The text of the document is here:

  <http://mumble.net/~campbell/proposals/alt-text.text>.

It came out of many extensive discussions with John Cowan, Jorgen
Schaefer, and probably a number of other persons whom I've forgotten
by now.  Here are some of the most important points about it, off the
top of my head:

 1. It doesn't require Unicode support, for instance in the Scheme
    system that runs on your doorknob.  More seriously, the API simply
    does not specify anything about particular code point mappings or
    text codecs other than that ASCII must be supported.

 2. It's high-level.  We can sweep things like normalization wholly
    under the rug with it.  We needn't mandate a particular internal
    string representation; the API would work just as well with all
    strings as UTF-8 strings internally, as with all strings as UTF-32
    strings internally, as with all strings as pairs of text codec and
    actual storage internally.

 3. Further on the point that we can use UTF-8 internally: not only
    does it permit efficient variable-width string representations
    such as UTF-8 -- because strings are indexed by opaque cursors
    which may be stepped as octet indices for constant-time access,
    while natural number indices of characters would require O(n)
    access time --, but higher-level text structures, such as grapheme
    clusters or words or sentences or paragraphs, would require
    explicit stepping like with string cursors anyway, or O(n) access
    times.

 4. Strings are immutable.  The application of mutability in old
    R5RS-style strings was extremely limited, anyway: you can change
    existing characters, but you can't insert or delete, so you can't,
    say, change a whole _word_ in a string, if the substitute has a
    length different from the original.  It just so happened that all
    characters had the same width in all practical implementations, so
    we could swap in new ones as we pleased, but this assumption
    doesn't hold up very well if we want to extend our text-processing
    capabilities beyond that limited world and to higher-level text
    structures such as words and sentences.  Also, because strings are
    immutable, we can more safely share storage, and it is not
    unreasonable to mandate the existence of an O(1) STRING-SLICE
    procedure, like SRFI 13's SUBSTRING/SHARED.
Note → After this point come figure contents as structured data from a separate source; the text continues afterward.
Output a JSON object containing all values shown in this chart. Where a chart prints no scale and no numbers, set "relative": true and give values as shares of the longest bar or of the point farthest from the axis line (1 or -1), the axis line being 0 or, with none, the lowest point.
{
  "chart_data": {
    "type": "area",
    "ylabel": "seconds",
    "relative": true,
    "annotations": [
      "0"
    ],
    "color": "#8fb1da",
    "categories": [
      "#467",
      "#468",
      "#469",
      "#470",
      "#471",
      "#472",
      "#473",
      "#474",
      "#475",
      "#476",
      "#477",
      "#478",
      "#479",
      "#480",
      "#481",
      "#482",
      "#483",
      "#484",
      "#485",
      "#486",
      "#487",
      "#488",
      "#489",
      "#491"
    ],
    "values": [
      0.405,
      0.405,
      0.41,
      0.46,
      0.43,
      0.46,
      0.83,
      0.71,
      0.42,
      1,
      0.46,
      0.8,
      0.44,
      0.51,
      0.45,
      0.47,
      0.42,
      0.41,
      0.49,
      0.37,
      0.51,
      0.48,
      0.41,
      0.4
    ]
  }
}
There are, of course, still some problems with it.  I couldn't think
of a good literal syntax, for instance.  However, I think the basic
idea of the proposal is a considerable improvement over the current,
historically motivated, mutable character vector model of strings.
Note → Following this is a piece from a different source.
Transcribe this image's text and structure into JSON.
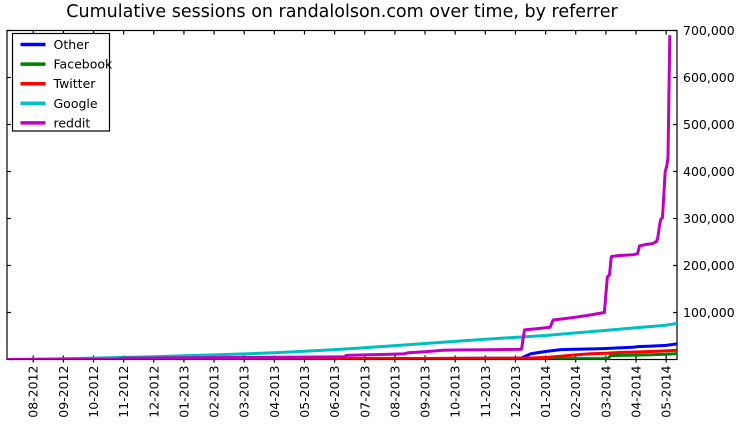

   Some of the fancier implementations might not go well with
   preemptive multithreads; if mutation of string touches more
   than one place of the string objects, it creates a hazard.

While I agree that strings ought to be immutable, as you recommended
afterward, I don't think this is really a very good reason: I can't
imagine why anyone would *want* to share a mutable string between
threads badly enough for synchronization to be the default.

   (It might be convenient to have mutable strings for editor-like
   applications; which also allow length-changing mutation.  I'd
   rather think it to be another type of object that can be built
   on top of immutable strings; e.g. a buffer object realized by
   a balanced tree of string segments).

This would definitely be useful.  It would also definitely fall
outside the scope of basic Unicode support in R6RS, so I think SRFI 75
shouldn't even try to specify any mutable string data in general.